Monday Motivator: Talent is Merely Stubborn Pursuit

When we see a painting, we see countless years of work that went into understanding color and line and form, the creation of our own aesthetic languages, not to mention the hours the painting may have taken to make, in an instant. Often the most effortless looking works took the most amount of years of learned “looseness” – a lightness of touch to which so many painters strive.

Talent is merely the stubborn pursuit of something amazing.

Kimberly Brooks, “What is Talent?

We see a painting in an instant, and aim expect to be able to jump in at this point of painterly achievement ourselves straight away, rather than looking at everything that’s gone before to get the artist to this particular painting.

Monet’s early paintings and his later paintings aren’t only far apart in time, but also in what he’s trying to achieve, what he’s no longer wanting to do. Compare his Green Wave from 1867 to how he painted the sea in The Manneporte (Étretat) from 1883, and how his final water lilies series of paintings are all about patterns of colour rather than subject and focal point.
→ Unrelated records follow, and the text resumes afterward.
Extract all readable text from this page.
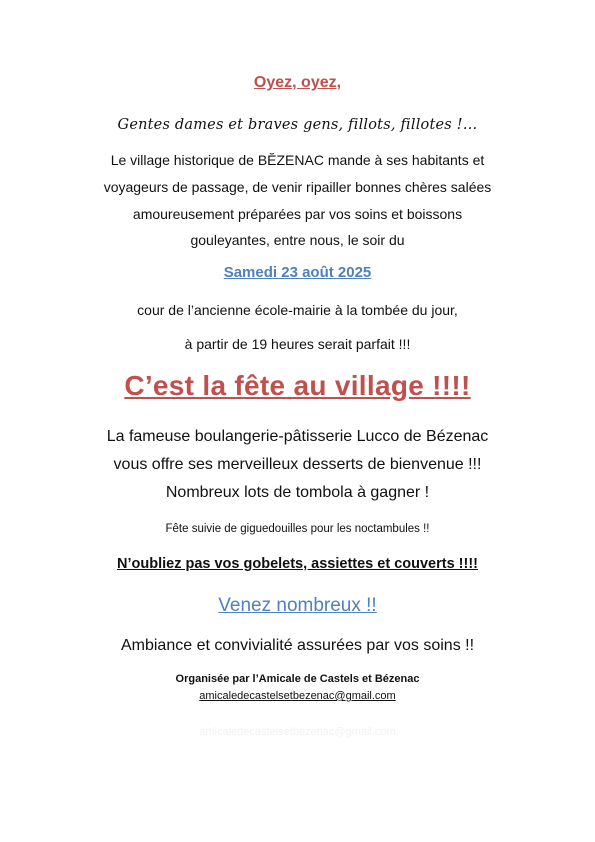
Oyez, oyez,
Gentes dames et braves gens, fillots, fillotes !…
Le village historique de BĔZENAC mande à ses habitants et
voyageurs de passage, de venir ripailler bonnes chères salées
amoureusement préparées par vos soins et boissons
gouleyantes, entre nous, le soir du
Samedi 23 août 2025
cour de l’ancienne école-mairie à la tombée du jour,
à partir de 19 heures serait parfait !!!
C’est la fête au village !!!!
La fameuse boulangerie-pâtisserie Lucco de Bézenac
vous offre ses merveilleux desserts de bienvenue !!!
Nombreux lots de tombola à gagner !
Fête suivie de giguedouilles pour les noctambules !!
N’oubliez pas vos gobelets, assiettes et couverts !!!!
Venez nombreux !!
Ambiance et convivialité assurées par vos soins !!
Organisée par l’Amicale de Castels et Bézenac
amicaledecastelsetbezenac@gmail.com
amicaledecastelsetbezenac@gmail.com
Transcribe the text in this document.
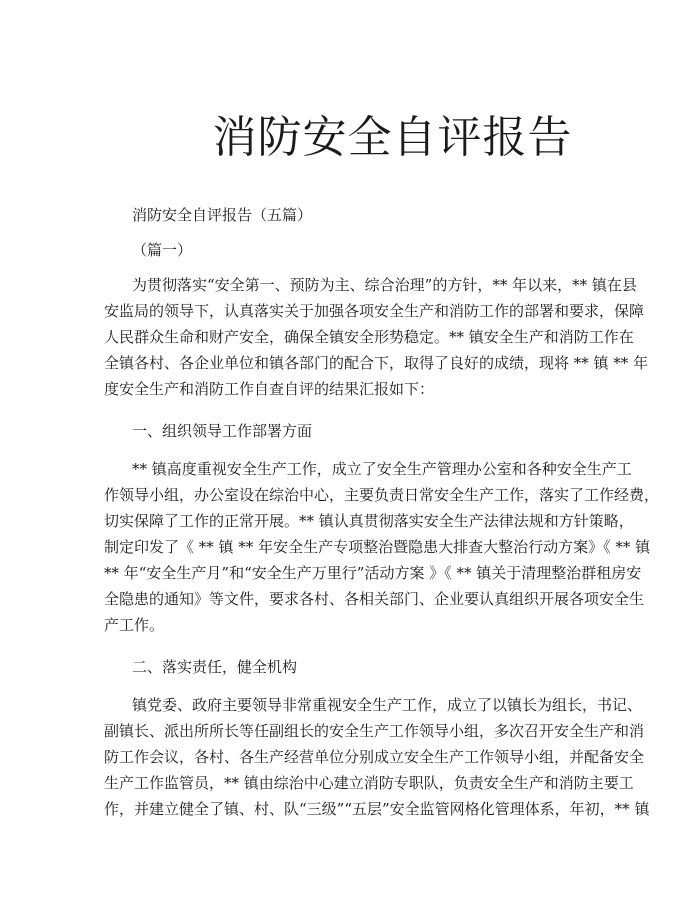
消防安全自评报告
消防安全自评报告（五篇）
（篇一）
为贯彻落实“安全第一、预防为主、综合治理”的方针，** 年以来，** 镇在县
安监局的领导下，认真落实关于加强各项安全生产和消防工作的部署和要求，保障
人民群众生命和财产安全，确保全镇安全形势稳定。** 镇安全生产和消防工作在
全镇各村、各企业单位和镇各部门的配合下，取得了良好的成绩，现将 ** 镇 ** 年
度安全生产和消防工作自查自评的结果汇报如下：
一、组织领导工作部署方面
** 镇高度重视安全生产工作，成立了安全生产管理办公室和各种安全生产工
作领导小组，办公室设在综治中心，主要负责日常安全生产工作，落实了工作经费，
切实保障了工作的正常开展。** 镇认真贯彻落实安全生产法律法规和方针策略，
制定印发了《 ** 镇 ** 年安全生产专项整治暨隐患大排查大整治行动方案》《 ** 镇
** 年“安全生产月”和“安全生产万里行”活动方案 》《 ** 镇关于清理整治群租房安
全隐患的通知》等文件，要求各村、各相关部门、企业要认真组织开展各项安全生
产工作。
二、落实责任，健全机构
镇党委、政府主要领导非常重视安全生产工作，成立了以镇长为组长，书记、
副镇长、派出所所长等任副组长的安全生产工作领导小组，多次召开安全生产和消
防工作会议，各村、各生产经营单位分别成立安全生产工作领导小组，并配备安全
生产工作监管员，** 镇由综治中心建立消防专职队，负责安全生产和消防主要工
作，并建立健全了镇、村、队“三级”“五层”安全监管网格化管理体系，年初，** 镇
Believing it takes talent means you believe you haven’t got the inherent thing that’ll make you good at it, so you give up before you even start. Besides the issue of whether talent exists or not, there’s also the issue of believing that something is worth doing only if you’re going to excel at it. This belies the tremendous enjoyment to be had while you’re learning to do something, in the discovering, exploring, playing and experimenting, to see what happens and what there is. This doesn’t disappear if you never get very far up the perceived ladder that stretches towards “good”.

Certainly there’s frustration when what you’d like to be doing isn’t yet achievable, that gap between what you see in your mind’s eye and what your fingers translate onto the paper. Instead of giving up, use this to figure out what you still need to learn, where the gaps are, and see if you can fill this.